Kondisi fisik Mula kini kian kurus akibat asam lambung akut yang dideritanya selama tiga tahun terakhir. Karena ketiadaan biaya, ia terpaksa menghentikan pengobatan setelah menjual tanah warisan orangtuanya demi bertahan hidup. Untuk memenuhi kebutuhan sehari-hari tiga anaknya yang masih sekolah, Mula kini sepenuhnya bergantung pada sang istri.
“Hanya kartunya saja yang ada, tapi isinya tidak pernah ada sejak 2021. Saya bahkan harus keluar uang sendiri untuk mengecek saldo ke kota, sementara teman-teman yang lain bantuannya cair,” ujar Mula dengan nada kecewa, Sabtu (27/12/2025).
Mula menduga ada kejanggalan atau keterlibatan oknum dalam proses penyaluran bantuan tersebut. Meskipun ia sudah melaporkan masalah ini kepada perangkat desa, hingga kini belum ada solusi konkret ataupun tindak lanjut yang memuaskan.

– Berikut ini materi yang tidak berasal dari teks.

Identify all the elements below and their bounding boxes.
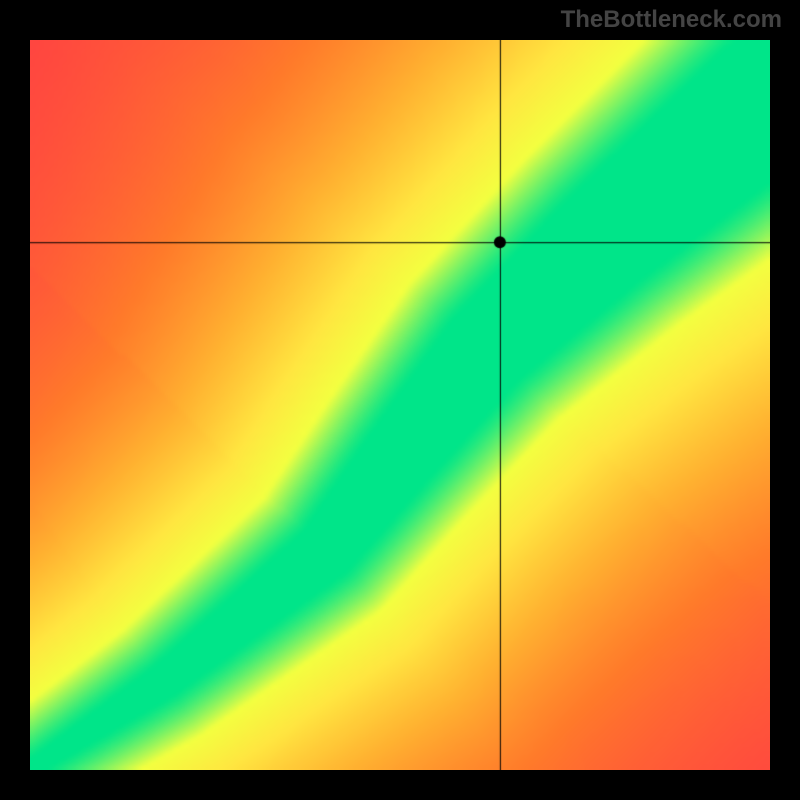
bottleneck-heatmap [30,40,770,770]
heatmap-canvas [30,40,770,770]
watermark-text: TheBottleneck.com [561,6,782,34]
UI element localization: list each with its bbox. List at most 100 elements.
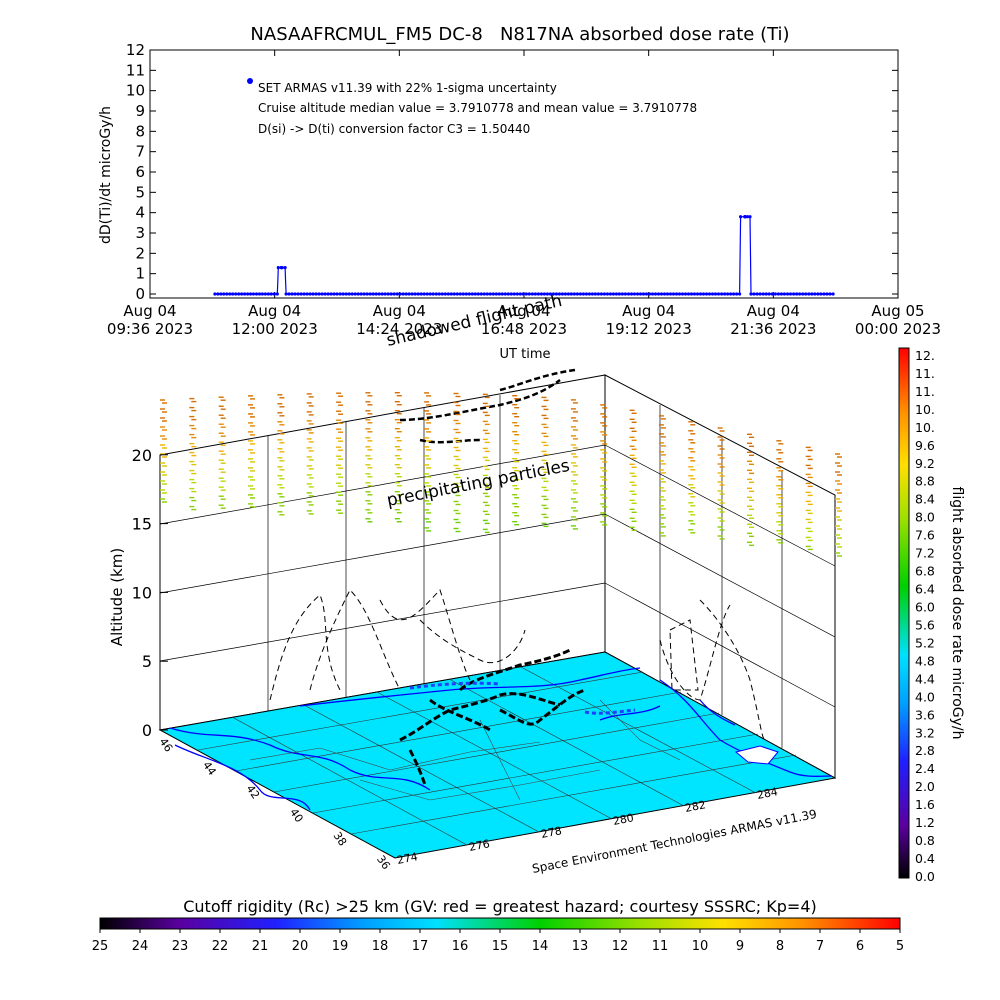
dose-colorbar-tick-label: 6.4 bbox=[915, 582, 935, 597]
x-axis-label: UT time bbox=[500, 347, 551, 362]
rigidity-colorbar-tick-label: 18 bbox=[372, 939, 389, 954]
longitude-tick-label: 280 bbox=[612, 811, 635, 828]
series-point bbox=[452, 292, 456, 296]
series-point bbox=[560, 292, 565, 296]
series-point bbox=[632, 292, 637, 296]
series-point bbox=[683, 292, 688, 296]
rigidity-colorbar-tick-label: 19 bbox=[332, 939, 349, 954]
dose-colorbar-tick-label: 3.2 bbox=[915, 725, 935, 740]
series-point bbox=[380, 292, 384, 296]
series-point bbox=[614, 292, 619, 296]
series-point bbox=[228, 292, 232, 296]
series-point bbox=[437, 292, 441, 296]
series-point bbox=[735, 292, 739, 296]
series-point bbox=[764, 292, 768, 296]
dose-colorbar-tick-label: 1.6 bbox=[915, 797, 935, 812]
series-point bbox=[497, 292, 501, 296]
longitude-tick-label: 276 bbox=[468, 837, 491, 854]
series-point bbox=[819, 292, 823, 296]
dose-colorbar-ticks: 0.0 0.4 0.8 1.2 1.6 2.0 2.4 2.8 3.2 3.6 4.0 4.4 4.8 5… bbox=[915, 348, 935, 884]
series-point bbox=[572, 292, 577, 296]
legend-marker bbox=[247, 78, 253, 84]
series-point bbox=[290, 292, 294, 296]
x-tick-label-top: Aug 04 bbox=[747, 302, 800, 320]
series-point bbox=[251, 292, 256, 296]
wall-grid bbox=[159, 395, 836, 748]
series-point bbox=[748, 215, 752, 219]
series-point bbox=[548, 292, 553, 296]
series-point bbox=[419, 292, 423, 296]
x-tick-label-top: Aug 04 bbox=[373, 302, 426, 320]
x-tick-label-top: Aug 04 bbox=[123, 302, 176, 320]
series-point bbox=[389, 292, 393, 296]
series-point bbox=[326, 292, 330, 296]
series-point bbox=[641, 292, 646, 296]
series-point bbox=[530, 292, 535, 296]
series-point bbox=[773, 292, 777, 296]
series-point bbox=[473, 292, 477, 296]
y-tick-label: 6 bbox=[135, 163, 145, 181]
series-point bbox=[350, 292, 354, 296]
series-point bbox=[362, 292, 366, 296]
series-point bbox=[240, 292, 244, 296]
series-point bbox=[635, 292, 640, 296]
series-point bbox=[467, 292, 471, 296]
series-point bbox=[659, 292, 664, 296]
series-point bbox=[533, 292, 538, 296]
x-tick-label-bottom: 21:36 2023 bbox=[730, 320, 816, 338]
dose-colorbar-tick-label: 2.0 bbox=[915, 779, 935, 794]
rigidity-colorbar-tick-label: 25 bbox=[92, 939, 109, 954]
altitude-ticks: 0 5 10 15 20 bbox=[132, 446, 168, 740]
series-point bbox=[611, 292, 616, 296]
x-tick-label-bottom: 16:48 2023 bbox=[481, 320, 567, 338]
series-point bbox=[287, 292, 291, 296]
series-point bbox=[458, 292, 462, 296]
series-point bbox=[545, 292, 550, 296]
series-point bbox=[302, 292, 306, 296]
series-point bbox=[825, 292, 829, 296]
series-point bbox=[284, 292, 288, 296]
series-point bbox=[263, 292, 267, 296]
series-point bbox=[677, 292, 682, 296]
series-point bbox=[461, 292, 465, 296]
series-point bbox=[216, 292, 220, 296]
series-point bbox=[807, 292, 811, 296]
series-point bbox=[647, 292, 652, 296]
dose-colorbar-tick-label: 5.6 bbox=[915, 617, 935, 632]
series-point bbox=[739, 215, 743, 219]
rigidity-colorbar-tick-label: 21 bbox=[252, 939, 269, 954]
rigidity-colorbar-ticks: 25 24 23 22 21 20 19 18 17 16 15 14 13 12 11 10 9 8 7 6 5 bbox=[92, 929, 904, 954]
series-point bbox=[395, 292, 399, 296]
y-tick-label: 4 bbox=[135, 204, 145, 222]
dose-colorbar: 0.0 0.4 0.8 1.2 1.6 2.0 2.4 2.8 3.2 3.6 4.0 4.4 4.8 5… bbox=[898, 347, 965, 884]
series-point bbox=[813, 292, 817, 296]
series-point bbox=[365, 292, 369, 296]
series-point bbox=[608, 292, 613, 296]
series-point bbox=[828, 292, 832, 296]
dose-colorbar-tick-label: 10. bbox=[915, 420, 935, 435]
rigidity-colorbar-tick-label: 15 bbox=[492, 939, 509, 954]
series-point bbox=[422, 292, 426, 296]
dose-colorbar-tick-label: 4.0 bbox=[915, 689, 935, 704]
series-point bbox=[729, 292, 733, 296]
series-point bbox=[566, 292, 571, 296]
series-point bbox=[276, 266, 280, 270]
series-point bbox=[698, 292, 703, 296]
series-point bbox=[732, 292, 736, 296]
series-point bbox=[671, 292, 676, 296]
series-point bbox=[605, 292, 610, 296]
y-tick-label: 11 bbox=[126, 61, 145, 79]
dose-colorbar-tick-label: 5.2 bbox=[915, 635, 935, 650]
dose-colorbar-tick-label: 11. bbox=[915, 384, 935, 399]
series-point bbox=[237, 292, 241, 296]
precip-label: precipitating particles bbox=[385, 456, 571, 511]
dose-colorbar-tick-label: 11. bbox=[915, 366, 935, 381]
series-point bbox=[329, 292, 333, 296]
series-point bbox=[816, 292, 820, 296]
series-point bbox=[662, 292, 667, 296]
dose-columns bbox=[160, 392, 842, 557]
series-point bbox=[578, 292, 583, 296]
series-point bbox=[713, 292, 718, 296]
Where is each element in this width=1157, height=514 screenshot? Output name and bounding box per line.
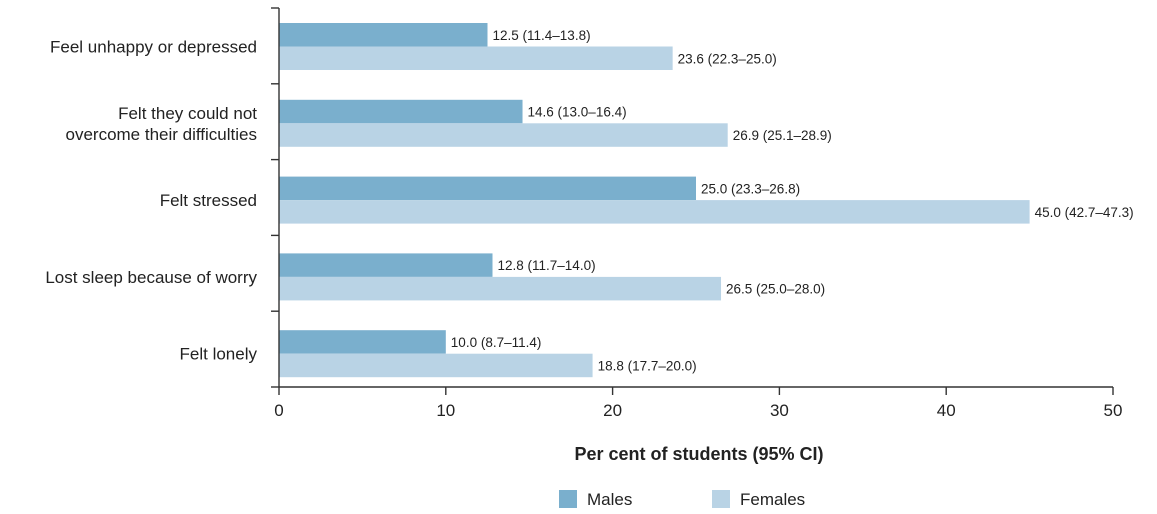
bar-value-label: 26.9 (25.1–28.9) [733,128,832,143]
x-tick-label: 40 [937,401,956,420]
category-label: Felt they could not [118,104,257,123]
bar-value-label: 23.6 (22.3–25.0) [678,51,777,66]
bar-value-label: 25.0 (23.3–26.8) [701,181,800,196]
axes-layer: 0 10 20 30 40 50 [271,7,1123,420]
x-tick-label: 0 [274,401,283,420]
x-tick-label: 30 [770,401,789,420]
legend: Males Females [559,490,805,509]
bar-males-2 [279,176,696,201]
category-label: Felt lonely [180,345,258,364]
bar-males-0 [279,23,488,47]
bar-females-2 [279,200,1030,224]
bars-layer [279,23,1030,378]
category-label: Felt stressed [160,191,257,210]
bar-males-3 [279,253,493,277]
bar-females-0 [279,46,673,70]
bar-females-1 [279,123,728,147]
bar-males-1 [279,99,523,124]
bar-value-label: 45.0 (42.7–47.3) [1035,205,1134,220]
category-labels-layer: Feel unhappy or depressed Felt they could… [45,38,257,364]
bar-value-label: 14.6 (13.0–16.4) [528,105,627,120]
category-label: overcome their difficulties [66,125,258,144]
bar-value-label: 12.5 (11.4–13.8) [493,28,591,43]
legend-swatch-females [712,490,730,508]
legend-label-females: Females [740,490,805,509]
bar-value-label: 10.0 (8.7–11.4) [451,335,542,350]
category-label: Lost sleep because of worry [45,268,257,287]
x-tick-label: 10 [436,401,455,420]
bar-males-4 [279,330,446,354]
category-label: Feel unhappy or depressed [50,38,257,57]
bar-labels-layer: 12.5 (11.4–13.8) 23.6 (22.3–25.0) 14.6 (13… [451,28,1134,374]
x-tick-label: 20 [603,401,622,420]
legend-swatch-males [559,490,577,508]
bar-females-4 [279,353,593,378]
x-axis-title: Per cent of students (95% CI) [574,444,823,464]
legend-label-males: Males [587,490,632,509]
x-tick-label: 50 [1104,401,1123,420]
bar-value-label: 12.8 (11.7–14.0) [498,258,596,273]
bar-value-label: 18.8 (17.7–20.0) [598,358,697,373]
bar-females-3 [279,276,722,301]
bar-value-label: 26.5 (25.0–28.0) [726,282,825,297]
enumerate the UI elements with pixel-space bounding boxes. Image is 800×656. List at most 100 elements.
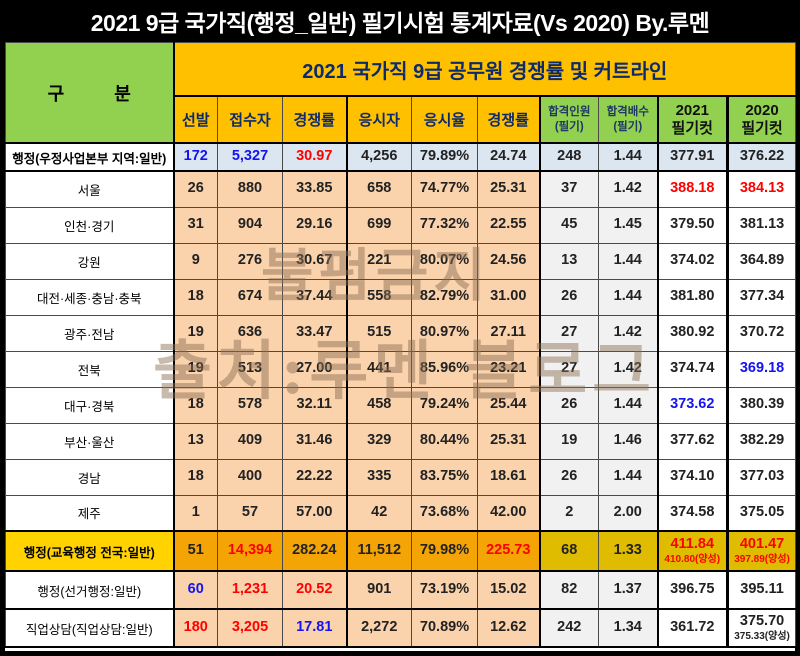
cell-pass-multiple: 1.42 (598, 170, 659, 208)
cell-take-rate: 79.89% (411, 142, 478, 172)
col-header-real-ratio: 경쟁률 (477, 95, 541, 144)
cell-cut-2020: 395.11 (726, 570, 797, 610)
col-header-takers: 응시자 (346, 95, 412, 144)
cell-real-ratio: 24.74 (477, 142, 541, 172)
cell-comp-ratio: 33.47 (282, 314, 348, 352)
cell-real-ratio: 22.55 (477, 206, 541, 244)
cell-cut-2020: 380.39 (726, 386, 797, 424)
table-row: 행정(우정사업본부 지역:일반) 172 5,327 30.97 4,256 79.89%… (5, 142, 797, 172)
cell-comp-ratio: 17.81 (282, 608, 348, 648)
cell-pass-count: 248 (539, 142, 599, 172)
cell-comp-ratio: 31.46 (282, 422, 348, 460)
cell-take-rate: 77.32% (411, 206, 478, 244)
cell-takers: 699 (346, 206, 412, 244)
cell-pass-count: 26 (539, 386, 599, 424)
cell-cut-2020: 377.03 (726, 458, 797, 496)
cell-real-ratio: 15.02 (477, 570, 541, 610)
page-title: 2021 9급 국가직(행정_일반) 필기시험 통계자료(Vs 2020) By… (90, 10, 710, 36)
row-label: 대전·세종·충남·충북 (5, 278, 175, 316)
table-row: 광주·전남 19 636 33.47 515 80.97% 27.11 27 1.42 380.9… (5, 314, 797, 352)
cell-pass-multiple: 1.37 (598, 570, 659, 610)
cell-take-rate: 73.19% (411, 570, 478, 610)
cell-takers: 4,256 (346, 142, 412, 172)
col-header-cut-2020-line2: 필기컷 (741, 119, 783, 137)
cell-takers: 2,272 (346, 608, 412, 648)
cell-take-rate: 79.24% (411, 386, 478, 424)
cell-cut-2021: 379.50 (657, 206, 729, 244)
cell-selected: 60 (173, 570, 218, 610)
cell-pass-multiple: 1.42 (598, 314, 659, 352)
table-row: 대구·경북 18 578 32.11 458 79.24% 25.44 26 1.44 373.6… (5, 386, 797, 424)
col-header-pass-count-line1: 합격인원 (548, 106, 591, 119)
title-bar: 2021 9급 국가직(행정_일반) 필기시험 통계자료(Vs 2020) By… (5, 0, 795, 42)
col-header-pass-multiple-line1: 합격배수 (606, 106, 649, 119)
cell-selected: 180 (173, 608, 218, 648)
cell-pass-multiple: 1.44 (598, 142, 659, 172)
cell-comp-ratio: 27.00 (282, 350, 348, 388)
cell-cut-2020: 370.72 (726, 314, 797, 352)
cell-takers: 335 (346, 458, 412, 496)
cell-pass-multiple: 1.34 (598, 608, 659, 648)
cell-applicants: 400 (217, 458, 283, 496)
cell-real-ratio: 31.00 (477, 278, 541, 316)
cell-pass-count: 19 (539, 422, 599, 460)
table-row: 부산·울산 13 409 31.46 329 80.44% 25.31 19 1.46 377.6… (5, 422, 797, 460)
cell-cut-2021: 411.84 410.80(양성) (657, 530, 729, 572)
row-label: 광주·전남 (5, 314, 175, 352)
cell-cut-2020: 364.89 (726, 242, 797, 280)
table-body: 행정(우정사업본부 지역:일반) 172 5,327 30.97 4,256 79.89%… (5, 142, 797, 648)
row-label: 대구·경북 (5, 386, 175, 424)
cell-real-ratio: 18.61 (477, 458, 541, 496)
table-row: 직업상담(직업상담:일반) 180 3,205 17.81 2,272 70.89% 12.… (5, 608, 797, 648)
cell-applicants: 276 (217, 242, 283, 280)
cell-pass-count: 27 (539, 350, 599, 388)
cell-cut-2021: 374.58 (657, 494, 729, 532)
row-label: 제주 (5, 494, 175, 532)
cell-pass-multiple: 1.45 (598, 206, 659, 244)
cell-takers: 221 (346, 242, 412, 280)
cell-takers: 515 (346, 314, 412, 352)
table-row: 강원 9 276 30.67 221 80.07% 24.56 13 1.44 374.02 364… (5, 242, 797, 280)
col-header-cut-2020: 2020 필기컷 (726, 95, 797, 144)
table-row: 인천·경기 31 904 29.16 699 77.32% 22.55 45 1.45 379.5… (5, 206, 797, 244)
col-header-cut-2021-line2: 필기컷 (671, 119, 713, 137)
col-header-take-rate: 응시율 (411, 95, 478, 144)
cell-comp-ratio: 30.67 (282, 242, 348, 280)
table-row: 서울 26 880 33.85 658 74.77% 25.31 37 1.42 388.18 38… (5, 170, 797, 208)
table-row: 행정(선거행정:일반) 60 1,231 20.52 901 73.19% 15.02 82 1… (5, 570, 797, 610)
col-header-cut-2021: 2021 필기컷 (657, 95, 729, 144)
col-header-cut-2020-line1: 2020 (745, 101, 779, 119)
cell-take-rate: 74.77% (411, 170, 478, 208)
cell-cut-2021: 381.80 (657, 278, 729, 316)
cell-applicants: 57 (217, 494, 283, 532)
cell-takers: 658 (346, 170, 412, 208)
cell-take-rate: 82.79% (411, 278, 478, 316)
cell-cut-2020: 401.47 397.89(양성) (726, 530, 797, 572)
row-label: 행정(교육행정 전국:일반) (5, 530, 175, 572)
cell-applicants: 904 (217, 206, 283, 244)
cell-takers: 329 (346, 422, 412, 460)
cell-selected: 18 (173, 386, 218, 424)
cell-cut-2020: 382.29 (726, 422, 797, 460)
cell-pass-multiple: 1.46 (598, 422, 659, 460)
row-label: 서울 (5, 170, 175, 208)
cell-take-rate: 79.98% (411, 530, 478, 572)
table-row: 제주 1 57 57.00 42 73.68% 42.00 2 2.00 374.58 375.05 (5, 494, 797, 532)
cell-selected: 18 (173, 458, 218, 496)
cell-comp-ratio: 20.52 (282, 570, 348, 610)
cell-selected: 18 (173, 278, 218, 316)
col-header-pass-multiple-line2: (필기) (613, 120, 643, 133)
cell-comp-ratio: 29.16 (282, 206, 348, 244)
cell-applicants: 409 (217, 422, 283, 460)
row-label: 행정(우정사업본부 지역:일반) (5, 142, 175, 172)
cell-cut-2021: 374.10 (657, 458, 729, 496)
cell-applicants: 513 (217, 350, 283, 388)
cell-take-rate: 70.89% (411, 608, 478, 648)
cell-takers: 458 (346, 386, 412, 424)
cell-takers: 11,512 (346, 530, 412, 572)
row-label: 인천·경기 (5, 206, 175, 244)
cell-cut-2021: 377.91 (657, 142, 729, 172)
cell-take-rate: 73.68% (411, 494, 478, 532)
cell-real-ratio: 225.73 (477, 530, 541, 572)
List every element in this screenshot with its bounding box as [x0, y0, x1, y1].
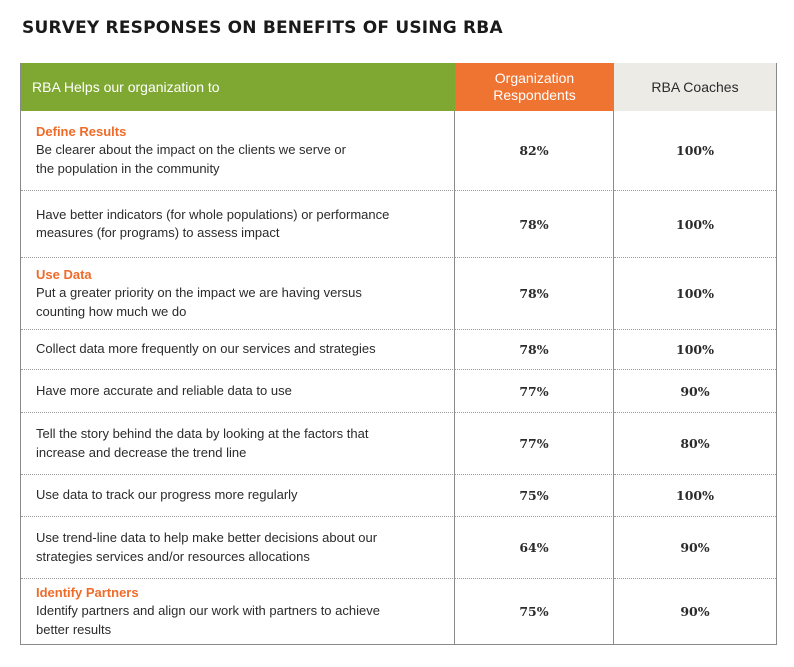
coach-percent: 100% — [676, 143, 714, 158]
table-row: Use trend-line data to help make better … — [21, 516, 776, 578]
benefit-cell: Have better indicators (for whole popula… — [21, 190, 455, 257]
benefit-text-line1: Identify partners and align our work wit… — [36, 603, 380, 619]
org-percent: 82% — [455, 111, 614, 190]
benefit-cell: Define Results Be clearer about the impa… — [21, 111, 455, 190]
table-row: Define Results Be clearer about the impa… — [21, 111, 776, 190]
benefit-text-line2: increase and decrease the trend line — [36, 444, 247, 460]
benefit-text-line2: the population in the community — [36, 160, 220, 176]
table-row: Collect data more frequently on our serv… — [21, 329, 776, 369]
category-label: Identify Partners — [36, 584, 139, 600]
org-percent: 77% — [455, 412, 614, 474]
org-percent: 75% — [455, 578, 614, 644]
org-percent: 64% — [455, 516, 614, 578]
org-percent: 75% — [455, 474, 614, 516]
category-label: Define Results — [36, 123, 127, 139]
benefit-text-line1: Use data to track our progress more regu… — [36, 487, 298, 503]
benefit-cell: Use Data Put a greater priority on the i… — [21, 257, 455, 329]
benefit-text-line1: Put a greater priority on the impact we … — [36, 285, 362, 301]
org-percent: 78% — [455, 190, 614, 257]
table-row: Use Data Put a greater priority on the i… — [21, 257, 776, 329]
benefit-cell: Use data to track our progress more regu… — [21, 474, 455, 516]
benefit-text-line1: Use trend-line data to help make better … — [36, 530, 378, 545]
table-row: Have better indicators (for whole popula… — [21, 190, 776, 257]
header-rba-coaches: RBA Coaches — [614, 63, 776, 111]
org-percent: 78% — [455, 329, 614, 369]
table-row: Tell the story behind the data by lookin… — [21, 412, 776, 474]
header-benefit: RBA Helps our organization to — [21, 63, 455, 111]
benefit-cell: Identify Partners Identify partners and … — [21, 578, 455, 644]
header-org-line1: Organization — [494, 70, 575, 86]
table-row: Identify Partners Identify partners and … — [21, 578, 776, 644]
page-title: SURVEY RESPONSES ON BENEFITS OF USING RB… — [22, 18, 503, 38]
coach-percent: 90% — [614, 516, 776, 578]
header-organization-respondents: Organization Respondents — [455, 63, 614, 111]
benefit-text-line1: Have better indicators (for whole popula… — [36, 206, 390, 222]
table-header: RBA Helps our organization to Organizati… — [21, 63, 776, 111]
benefit-cell: Collect data more frequently on our serv… — [21, 329, 455, 369]
benefit-cell: Have more accurate and reliable data to … — [21, 369, 455, 412]
header-org-line2: Respondents — [493, 87, 576, 103]
benefit-cell: Use trend-line data to help make better … — [21, 516, 455, 578]
coach-percent: 100% — [614, 257, 776, 329]
org-percent: 77% — [455, 369, 614, 412]
coach-percent: 100% — [614, 474, 776, 516]
benefit-text-line1: Have more accurate and reliable data to … — [36, 382, 292, 398]
benefit-cell: Tell the story behind the data by lookin… — [21, 412, 455, 474]
coach-percent: 90% — [614, 578, 776, 644]
benefit-text-line2: counting how much we do — [36, 303, 187, 319]
benefit-text-line2: measures (for programs) to assess impact — [36, 225, 280, 240]
table-row: Have more accurate and reliable data to … — [21, 369, 776, 412]
coach-percent: 100% — [614, 329, 776, 369]
org-percent: 78% — [455, 257, 614, 329]
category-label: Use Data — [36, 266, 92, 282]
benefit-text-line1: Collect data more frequently on our serv… — [36, 341, 376, 357]
benefit-text-line1: Be clearer about the impact on the clien… — [36, 142, 346, 158]
coach-percent: 80% — [614, 412, 776, 474]
benefit-text-line2: better results — [36, 621, 112, 637]
table-row: Use data to track our progress more regu… — [21, 474, 776, 516]
benefit-text-line2: strategies services and/or resources all… — [36, 548, 310, 564]
coach-percent: 90% — [614, 369, 776, 412]
survey-table: RBA Helps our organization to Organizati… — [20, 63, 777, 645]
coach-percent: 100% — [614, 190, 776, 257]
benefit-text-line1: Tell the story behind the data by lookin… — [36, 426, 369, 441]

Kondisi geografis yang terisolasi di Dusun Tanjung Baru dinilai memperparah minimnya kontrol pemerintah terhadap penyaluran bantuan sosial. Wilayah ini masih berkutat dengan infrastruktur jalan yang rusak parah, ketiadaan sinyal komunikasi, hingga layanan listrik yang belum beroperasi penuh 24 jam.
Ia berharap pemerintah pusat maupun daerah lebih teliti dalam melakukan pendataan ulang agar bantuan tepat sasaran, terutama bagi warga yang kondisinya mendesak. “Saya berharap benar-benar ada pemerintah yang mengontrol ini sehingga bantuan sampai kepada yang membutuhkan,” pungkasnya.